Florida Sen. Marco Rubio raised just $6 million in the third Quarter, according to reports of a briefing for donors. The amount is far below expectations for Rubio, who has been rising in many recent polls. The haul is about half what Rubio raised in the second quarter.
His campaign cautioned, however, that Rubio has $11 million in the bank, despite the disappointing amount raised. Even this, however, may signal trouble. It suggests that Rubio spent most of the money he raised over the Summer.
According to the FEC, Marco Rubio ended the second quarter fundraising period with $10 million in the bank. If the $11 million reported by his campaign is accurate, then the $6 million raised over the last three months only added around $1 million to his campaign war chest for the Fall. This would indicate that the campaign spent almost every dollar it raised between July and September.
Rubio hasn’t yet run any television advertising, so the high rate of spending is likely due to building out a national organization. Even a moderate size presidential campaign will burn through around $1 million a month simply keeping the lights on. Rubio’s implied spending rate is consistent with that, but also calls attention to the fact that he needs to begin raising significantly more money if he is going to be competitive buying media in the early voting states.
Over the next several weeks, campaigns will have to being planning, and reserving, ad time in Iowa, New Hampshire, Nevada and South Carolina. The crowded field of candidates and the expected heavy rotation of ads by outside groups puts a premium on campaigns securing their own ad times.
Without a significant boost in fundraising, Rubio’s campaign may have to face some hard choices very quickly. This is especially true given the few fundraising details that have been released by other campaigns.
Last week, immediately after the September 30th deadline, the Ben Carson campaign announced it had raised a massive $20 million in the last quarter. On Thursday, Sen. Ted Cruz’s campaign reported it had raised well over $12 million. The only other candidate to report numbers as of Thursday was Kentucky Sen. Rand Paul, who raised an anemic $2.5 million for the quarter.
Carson’s total was almost double the amount he raised in the Spring. Cruz doubled Rubio’s amount, but also raised more money than the Florida Senator in the 2nd quarter. To date, Cruz has raised just under $30 million for his individual campaign, against around $18 million for Rubio.
The total amount Carson, Cruz and the other candidates have in the bank won’t be known until the full reports are available through the FEC later this week. A great deal of attention will be on Jeb Bush, who has been falling in the polls throughout the Summer.
Still, the fact that Rubio’s fundraising was reported at a meeting of campaign supporters, rather than through the press, is indicative of how disappointing his fundraising was. Rubio’s campaign actually tried to explain away the weak numbers as a result of people being “on vacation.” Somehow, many vacationing Republicans seemed to have found a way to donate to Carson or Cruz, though.

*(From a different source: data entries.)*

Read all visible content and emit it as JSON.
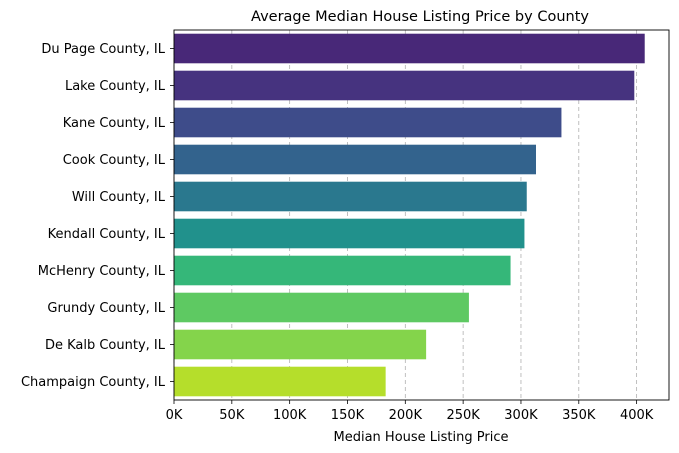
{
  "chart_data": {
    "type": "bar",
    "orientation": "horizontal",
    "title": "Average Median House Listing Price by County",
    "xlabel": "Median House Listing Price",
    "ylabel": "",
    "xlim": [
      0,
      428000
    ],
    "xticks": [
      0,
      50000,
      100000,
      150000,
      200000,
      250000,
      300000,
      350000,
      400000
    ],
    "xtick_labels": [
      "0K",
      "50K",
      "100K",
      "150K",
      "200K",
      "250K",
      "300K",
      "350K",
      "400K"
    ],
    "grid": "x-dashed",
    "categories": [
      "Du Page County, IL",
      "Lake County, IL",
      "Kane County, IL",
      "Cook County, IL",
      "Will County, IL",
      "Kendall County, IL",
      "McHenry County, IL",
      "Grundy County, IL",
      "De Kalb County, IL",
      "Champaign County, IL"
    ],
    "values": [
      407000,
      398000,
      335000,
      313000,
      305000,
      303000,
      291000,
      255000,
      218000,
      183000
    ],
    "colors": [
      "#482878",
      "#46337f",
      "#3e4c8a",
      "#33638d",
      "#2a788e",
      "#21918c",
      "#35b779",
      "#5ec962",
      "#84d44b",
      "#b5de2b"
    ]
  }
}
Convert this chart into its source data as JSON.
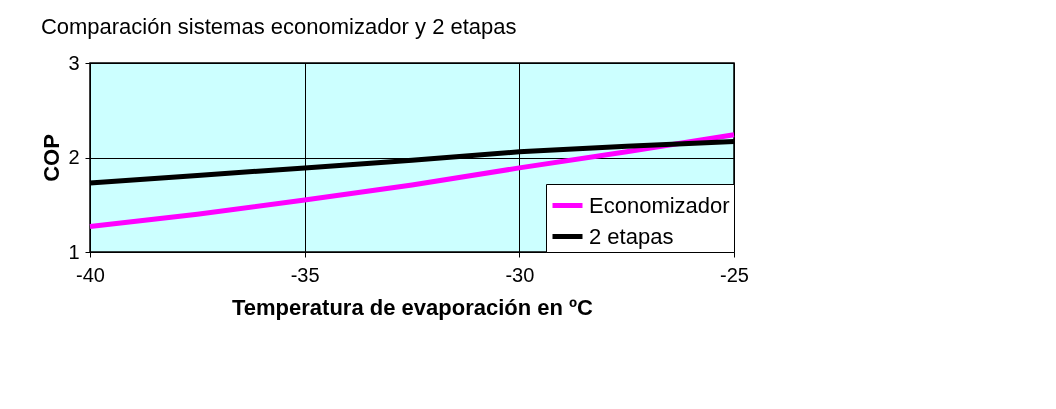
{
  "chart_data": {
    "type": "line",
    "title": "Comparación sistemas economizador y 2 etapas",
    "xlabel": "Temperatura de evaporación en ºC",
    "ylabel": "COP",
    "x": [
      -40,
      -37.5,
      -35,
      -32.5,
      -30,
      -27.5,
      -25
    ],
    "series": [
      {
        "name": "Economizador",
        "color": "#ff00ff",
        "values": [
          1.27,
          1.4,
          1.55,
          1.71,
          1.89,
          2.06,
          2.24
        ]
      },
      {
        "name": "2 etapas",
        "color": "#000000",
        "values": [
          1.73,
          1.81,
          1.89,
          1.97,
          2.06,
          2.12,
          2.17
        ]
      }
    ],
    "xlim": [
      -40,
      -25
    ],
    "xticks": [
      -40,
      -35,
      -30,
      -25
    ],
    "ylim": [
      1,
      3
    ],
    "yticks": [
      1,
      2,
      3
    ],
    "grid": true,
    "legend": "bottom right",
    "marker": "none",
    "line_style": "solid"
  }
}
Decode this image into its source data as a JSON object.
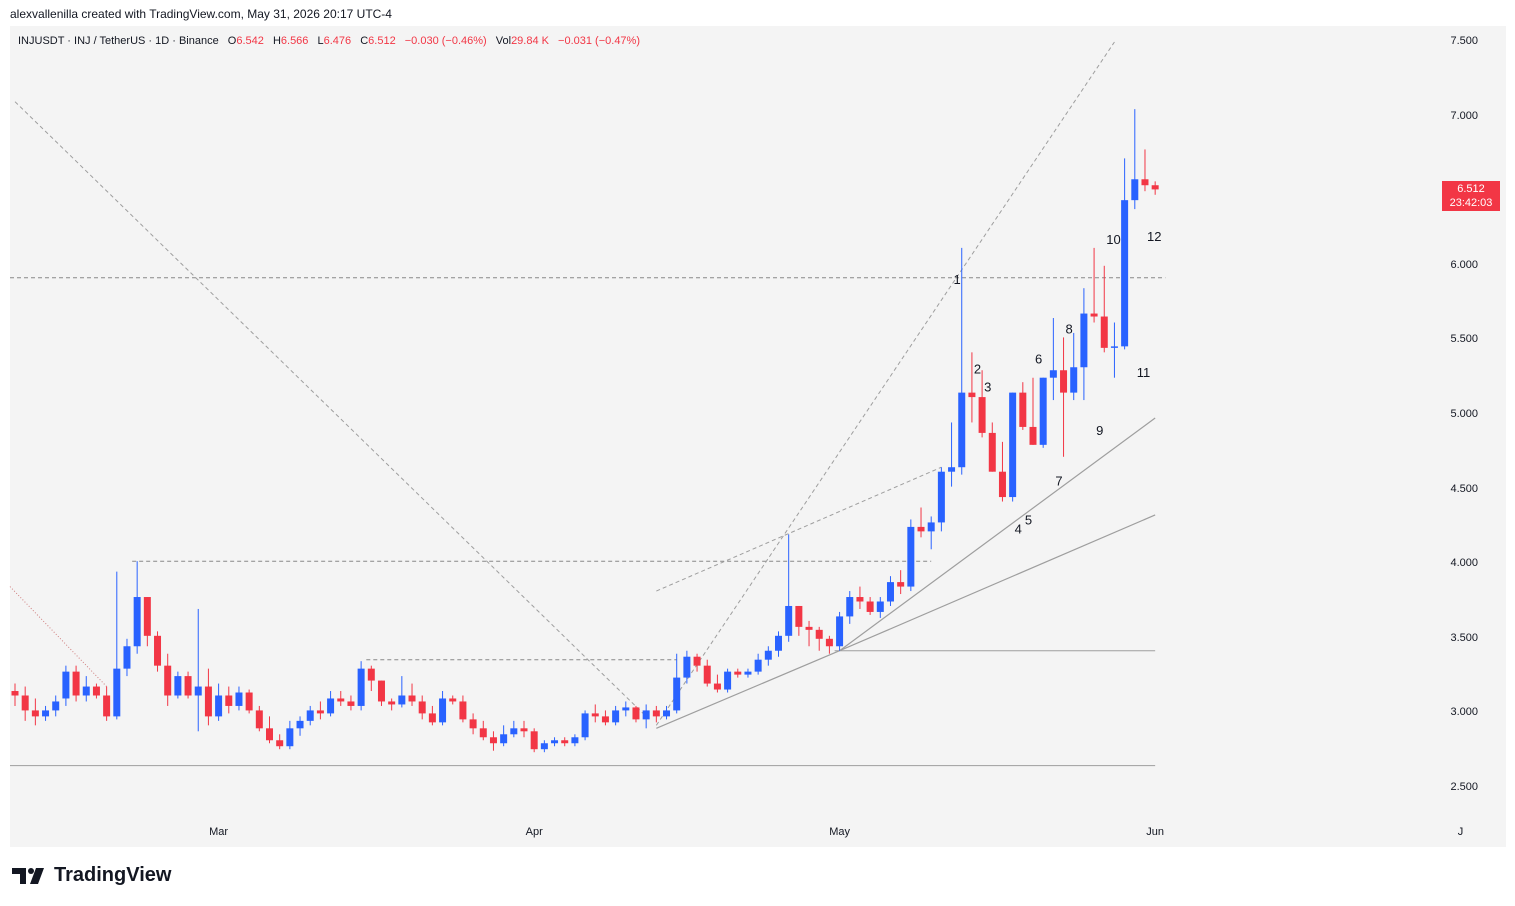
{
  "header": {
    "created_by": "alexvallenilla created with TradingView.com, May 31, 2026 20:17 UTC-4"
  },
  "legend": {
    "symbol": "INJUSDT · INJ / TetherUS · 1D · Binance",
    "o_label": "O",
    "o_value": "6.542",
    "h_label": "H",
    "h_value": "6.566",
    "l_label": "L",
    "l_value": "6.476",
    "c_label": "C",
    "c_value": "6.512",
    "change": "−0.030 (−0.46%)",
    "vol_label": "Vol",
    "vol_value": "29.84 K",
    "vol_change": "−0.031 (−0.47%)"
  },
  "price_badge": {
    "price": "6.512",
    "countdown": "23:42:03"
  },
  "logo": {
    "text": "TradingView"
  },
  "colors": {
    "up": "#2962ff",
    "down": "#f23645",
    "grid": "#f4f4f4",
    "line": "#9e9e9e"
  },
  "chart_data": {
    "type": "candlestick",
    "y_ticks": [
      "7.500",
      "7.000",
      "6.000",
      "5.500",
      "5.000",
      "4.500",
      "4.000",
      "3.500",
      "3.000",
      "2.500"
    ],
    "y_tick_values": [
      7.5,
      7.0,
      6.0,
      5.5,
      5.0,
      4.5,
      4.0,
      3.5,
      3.0,
      2.5
    ],
    "x_ticks": [
      {
        "label": "Mar",
        "index": 20
      },
      {
        "label": "Apr",
        "index": 51
      },
      {
        "label": "May",
        "index": 81
      },
      {
        "label": "Jun",
        "index": 112
      },
      {
        "label": "J",
        "index": 142
      }
    ],
    "ylim": [
      2.35,
      7.6
    ],
    "candles": [
      [
        3.15,
        3.2,
        3.05,
        3.12
      ],
      [
        3.12,
        3.18,
        2.95,
        3.02
      ],
      [
        3.02,
        3.1,
        2.92,
        2.98
      ],
      [
        2.98,
        3.05,
        2.95,
        3.02
      ],
      [
        3.02,
        3.12,
        2.98,
        3.08
      ],
      [
        3.1,
        3.32,
        3.05,
        3.28
      ],
      [
        3.28,
        3.32,
        3.08,
        3.12
      ],
      [
        3.12,
        3.25,
        3.08,
        3.18
      ],
      [
        3.18,
        3.2,
        3.1,
        3.12
      ],
      [
        3.12,
        3.18,
        2.95,
        2.98
      ],
      [
        2.98,
        3.95,
        2.96,
        3.3
      ],
      [
        3.3,
        3.5,
        3.25,
        3.45
      ],
      [
        3.45,
        4.02,
        3.4,
        3.78
      ],
      [
        3.78,
        3.78,
        3.45,
        3.52
      ],
      [
        3.52,
        3.55,
        3.28,
        3.32
      ],
      [
        3.32,
        3.4,
        3.05,
        3.12
      ],
      [
        3.12,
        3.28,
        3.1,
        3.25
      ],
      [
        3.25,
        3.28,
        3.1,
        3.12
      ],
      [
        3.12,
        3.7,
        2.88,
        3.18
      ],
      [
        3.18,
        3.3,
        2.92,
        2.98
      ],
      [
        2.98,
        3.2,
        2.95,
        3.12
      ],
      [
        3.12,
        3.18,
        3.0,
        3.05
      ],
      [
        3.05,
        3.18,
        3.02,
        3.14
      ],
      [
        3.14,
        3.16,
        3.0,
        3.02
      ],
      [
        3.02,
        3.05,
        2.88,
        2.9
      ],
      [
        2.9,
        2.98,
        2.8,
        2.82
      ],
      [
        2.82,
        2.86,
        2.76,
        2.78
      ],
      [
        2.78,
        2.95,
        2.76,
        2.9
      ],
      [
        2.9,
        2.98,
        2.85,
        2.95
      ],
      [
        2.95,
        3.05,
        2.92,
        3.02
      ],
      [
        3.02,
        3.08,
        2.96,
        3.0
      ],
      [
        3.0,
        3.15,
        2.98,
        3.1
      ],
      [
        3.1,
        3.15,
        3.05,
        3.08
      ],
      [
        3.08,
        3.12,
        3.02,
        3.05
      ],
      [
        3.05,
        3.35,
        3.02,
        3.3
      ],
      [
        3.3,
        3.32,
        3.15,
        3.22
      ],
      [
        3.22,
        3.22,
        3.05,
        3.08
      ],
      [
        3.08,
        3.1,
        3.02,
        3.06
      ],
      [
        3.06,
        3.25,
        3.04,
        3.12
      ],
      [
        3.12,
        3.2,
        3.05,
        3.08
      ],
      [
        3.08,
        3.12,
        2.96,
        3.0
      ],
      [
        3.0,
        3.05,
        2.92,
        2.94
      ],
      [
        2.94,
        3.15,
        2.92,
        3.1
      ],
      [
        3.1,
        3.12,
        3.06,
        3.08
      ],
      [
        3.08,
        3.12,
        2.94,
        2.96
      ],
      [
        2.96,
        3.0,
        2.86,
        2.9
      ],
      [
        2.9,
        2.95,
        2.82,
        2.84
      ],
      [
        2.84,
        2.88,
        2.75,
        2.8
      ],
      [
        2.8,
        2.92,
        2.78,
        2.86
      ],
      [
        2.86,
        2.95,
        2.84,
        2.9
      ],
      [
        2.9,
        2.95,
        2.84,
        2.88
      ],
      [
        2.88,
        2.9,
        2.74,
        2.76
      ],
      [
        2.76,
        2.82,
        2.74,
        2.8
      ],
      [
        2.8,
        2.84,
        2.78,
        2.82
      ],
      [
        2.82,
        2.84,
        2.78,
        2.8
      ],
      [
        2.8,
        2.86,
        2.78,
        2.84
      ],
      [
        2.84,
        3.02,
        2.82,
        3.0
      ],
      [
        3.0,
        3.06,
        2.94,
        2.98
      ],
      [
        2.98,
        3.02,
        2.92,
        2.94
      ],
      [
        2.94,
        3.05,
        2.92,
        3.02
      ],
      [
        3.02,
        3.08,
        2.98,
        3.04
      ],
      [
        3.04,
        3.05,
        2.94,
        2.96
      ],
      [
        2.96,
        3.06,
        2.9,
        3.02
      ],
      [
        3.02,
        3.05,
        2.94,
        2.98
      ],
      [
        2.98,
        3.05,
        2.96,
        3.02
      ],
      [
        3.02,
        3.4,
        3.0,
        3.24
      ],
      [
        3.24,
        3.42,
        3.2,
        3.38
      ],
      [
        3.38,
        3.4,
        3.28,
        3.32
      ],
      [
        3.32,
        3.36,
        3.18,
        3.2
      ],
      [
        3.2,
        3.26,
        3.14,
        3.16
      ],
      [
        3.16,
        3.3,
        3.14,
        3.28
      ],
      [
        3.28,
        3.3,
        3.24,
        3.26
      ],
      [
        3.26,
        3.3,
        3.24,
        3.28
      ],
      [
        3.28,
        3.4,
        3.26,
        3.36
      ],
      [
        3.36,
        3.45,
        3.32,
        3.42
      ],
      [
        3.42,
        3.55,
        3.38,
        3.52
      ],
      [
        3.52,
        4.2,
        3.48,
        3.72
      ],
      [
        3.72,
        3.72,
        3.52,
        3.58
      ],
      [
        3.58,
        3.62,
        3.45,
        3.56
      ],
      [
        3.56,
        3.58,
        3.42,
        3.5
      ],
      [
        3.5,
        3.52,
        3.4,
        3.45
      ],
      [
        3.45,
        3.68,
        3.42,
        3.65
      ],
      [
        3.65,
        3.82,
        3.6,
        3.78
      ],
      [
        3.78,
        3.85,
        3.7,
        3.75
      ],
      [
        3.75,
        3.78,
        3.66,
        3.68
      ],
      [
        3.68,
        3.78,
        3.64,
        3.75
      ],
      [
        3.75,
        3.92,
        3.72,
        3.88
      ],
      [
        3.88,
        3.96,
        3.8,
        3.85
      ],
      [
        3.85,
        4.3,
        3.82,
        4.25
      ],
      [
        4.25,
        4.38,
        4.18,
        4.22
      ],
      [
        4.22,
        4.32,
        4.1,
        4.28
      ],
      [
        4.28,
        4.65,
        4.22,
        4.62
      ],
      [
        4.62,
        4.95,
        4.52,
        4.65
      ],
      [
        4.65,
        6.12,
        4.6,
        5.15
      ],
      [
        5.15,
        5.42,
        4.95,
        5.12
      ],
      [
        5.12,
        5.3,
        4.85,
        4.88
      ],
      [
        4.88,
        4.95,
        4.62,
        4.62
      ],
      [
        4.62,
        4.82,
        4.42,
        4.45
      ],
      [
        4.45,
        5.15,
        4.42,
        5.15
      ],
      [
        5.15,
        5.22,
        4.9,
        4.92
      ],
      [
        4.92,
        5.25,
        4.8,
        4.8
      ],
      [
        4.8,
        5.25,
        4.78,
        5.25
      ],
      [
        5.25,
        5.65,
        5.1,
        5.3
      ],
      [
        5.3,
        5.52,
        4.72,
        5.15
      ],
      [
        5.15,
        5.55,
        5.1,
        5.32
      ],
      [
        5.32,
        5.85,
        5.1,
        5.68
      ],
      [
        5.68,
        6.12,
        5.62,
        5.66
      ],
      [
        5.66,
        6.0,
        5.42,
        5.45
      ],
      [
        5.45,
        5.62,
        5.25,
        5.46
      ],
      [
        5.46,
        6.72,
        5.44,
        6.44
      ],
      [
        6.44,
        7.05,
        6.38,
        6.58
      ],
      [
        6.58,
        6.78,
        6.5,
        6.54
      ],
      [
        6.54,
        6.566,
        6.476,
        6.512
      ]
    ],
    "wave_labels": [
      {
        "label": "1",
        "index": 92,
        "price": 5.85,
        "pos": "above"
      },
      {
        "label": "2",
        "index": 94,
        "price": 5.25,
        "pos": "above"
      },
      {
        "label": "3",
        "index": 95,
        "price": 5.13,
        "pos": "above"
      },
      {
        "label": "4",
        "index": 98,
        "price": 4.3,
        "pos": "below"
      },
      {
        "label": "5",
        "index": 99,
        "price": 4.36,
        "pos": "below"
      },
      {
        "label": "6",
        "index": 100,
        "price": 5.32,
        "pos": "above"
      },
      {
        "label": "7",
        "index": 102,
        "price": 4.62,
        "pos": "below"
      },
      {
        "label": "8",
        "index": 103,
        "price": 5.52,
        "pos": "above"
      },
      {
        "label": "9",
        "index": 106,
        "price": 4.96,
        "pos": "below"
      },
      {
        "label": "10",
        "index": 107,
        "price": 6.12,
        "pos": "above"
      },
      {
        "label": "11",
        "index": 110,
        "price": 5.35,
        "pos": "below"
      },
      {
        "label": "12",
        "index": 111,
        "price": 6.26,
        "pos": "below"
      }
    ],
    "drawings": {
      "h_dashed": [
        {
          "price": 5.92,
          "i1": 0,
          "i2": 113
        },
        {
          "price": 4.02,
          "i1": 12,
          "i2": 90
        },
        {
          "price": 3.36,
          "i1": 35,
          "i2": 65
        }
      ],
      "h_solid": [
        {
          "price": 2.65,
          "i1": 0,
          "i2": 112
        },
        {
          "price": 3.42,
          "i1": 81,
          "i2": 112
        }
      ],
      "dashed_lines": [
        {
          "i1": 0,
          "p1": 7.1,
          "i2": 62,
          "p2": 2.98
        },
        {
          "i1": 63,
          "p1": 2.92,
          "i2": 108,
          "p2": 7.5
        },
        {
          "i1": 63,
          "p1": 3.82,
          "i2": 91,
          "p2": 4.65
        }
      ],
      "solid_lines": [
        {
          "i1": 63,
          "p1": 2.9,
          "i2": 81,
          "p2": 3.42
        },
        {
          "i1": 81,
          "p1": 3.42,
          "i2": 112,
          "p2": 4.98
        },
        {
          "i1": 81,
          "p1": 3.42,
          "i2": 112,
          "p2": 4.33
        }
      ],
      "dotted_lines": [
        {
          "i1": 0,
          "p1": 3.85,
          "i2": 9,
          "p2": 3.18
        }
      ]
    }
  }
}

Most pundits gave Rubio high marks for his debate performances and he still enjoys relatively high personal favorability ratings in most polls. With the struggles of the Bush campaign, Rubio has become a favorite for many national figures in the Republican party establishment. These advantages, however, haven’t yet translated to strong support among base voters.
A product can look good on paper and score well in countless focus groups. If no one actually purchases the product, though, all those positives are rather pointless.